Company kicks off £40m programme to repurchase shares
January 26, 2022
  • Full-year revenue of £370m expected for 2021
  • Price rises implemented to offset higher energy costs

Building materials company Forterra’s shares jumped more than 10 per cent as it began a £40m share buyback programme after finishing last year with more cash than expected.

The company sold 33 per cent more bricks in 2020 than 2021 and said revenue of about £370m will be 27 per cent ahead of last year, but 3 per cent lower than in 2019. The two-year decline was due to the closure of a precast concrete factory in Swadlincote, Derbyshire, which was sold off in August.

The company is instead ploughing ahead with a £95m expansion of its brick factory at Desford in Leicestershire and a £27m modernisation of a facility at Wilnecote in Staffordshire, both of which it says are running on time and to budget. Desford is set to open by the end of this year and will increase the company’s brick production capacity by 16 per cent.

A shortage of bricks in the UK has allowed Forterra to implement “significant double-digit price rises” both at the end of last year and the beginning of this to offset soaring energy prices, which means profit will remain in line with expectations.
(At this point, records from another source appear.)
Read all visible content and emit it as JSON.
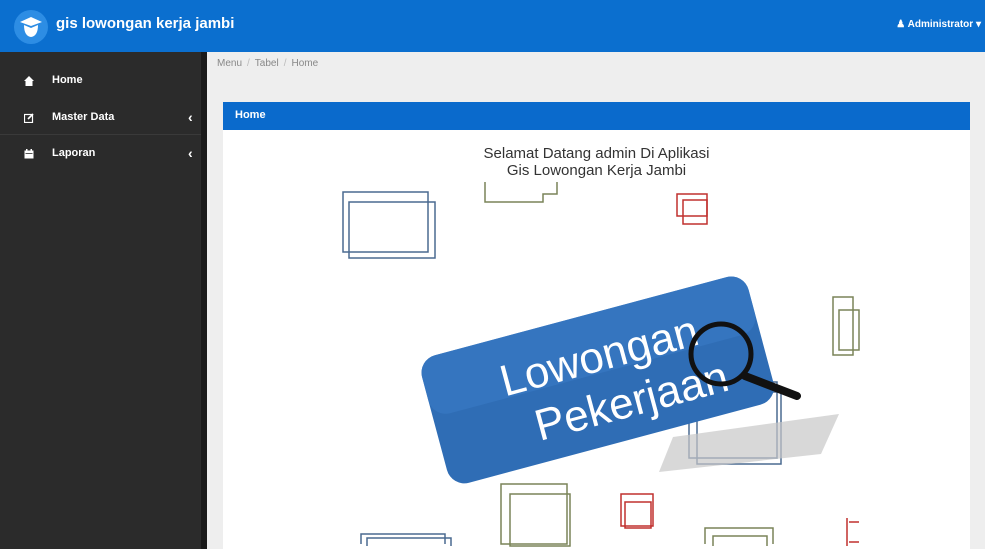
{
  "app": {
    "title": "gis lowongan kerja jambi",
    "user": "Administrator"
  },
  "sidebar": {
    "items": [
      {
        "label": "Home",
        "icon": "home-icon",
        "has_submenu": false
      },
      {
        "label": "Master Data",
        "icon": "edit-icon",
        "has_submenu": true
      },
      {
        "label": "Laporan",
        "icon": "calendar-icon",
        "has_submenu": true
      }
    ]
  },
  "breadcrumb": [
    "Menu",
    "Tabel",
    "Home"
  ],
  "panel": {
    "title": "Home",
    "welcome_line1": "Selamat Datang admin Di Aplikasi",
    "welcome_line2": "Gis Lowongan Kerja Jambi"
  },
  "banner": {
    "line1": "Lowongan",
    "line2": "Pekerjaan"
  },
  "colors": {
    "topbar": "#0b6fcf",
    "sidebar": "#2b2b2b",
    "panel_header": "#0a6acc",
    "banner_blue": "#2f6db5"
  }
}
Deutsche Bank analysts expect the company’s earnings per share for 2021 to more than double to 17p and climb again to 22p this year, although buybacks could lift this. Investments will be a drag on cash in the short term, though, and its forward PE ratio of about 12 times earnings is in line with competitors like Ibstock. Although demand for building products is likely to remain robust, growth is slowing, the Construction Products Association said earlier this week. Hold.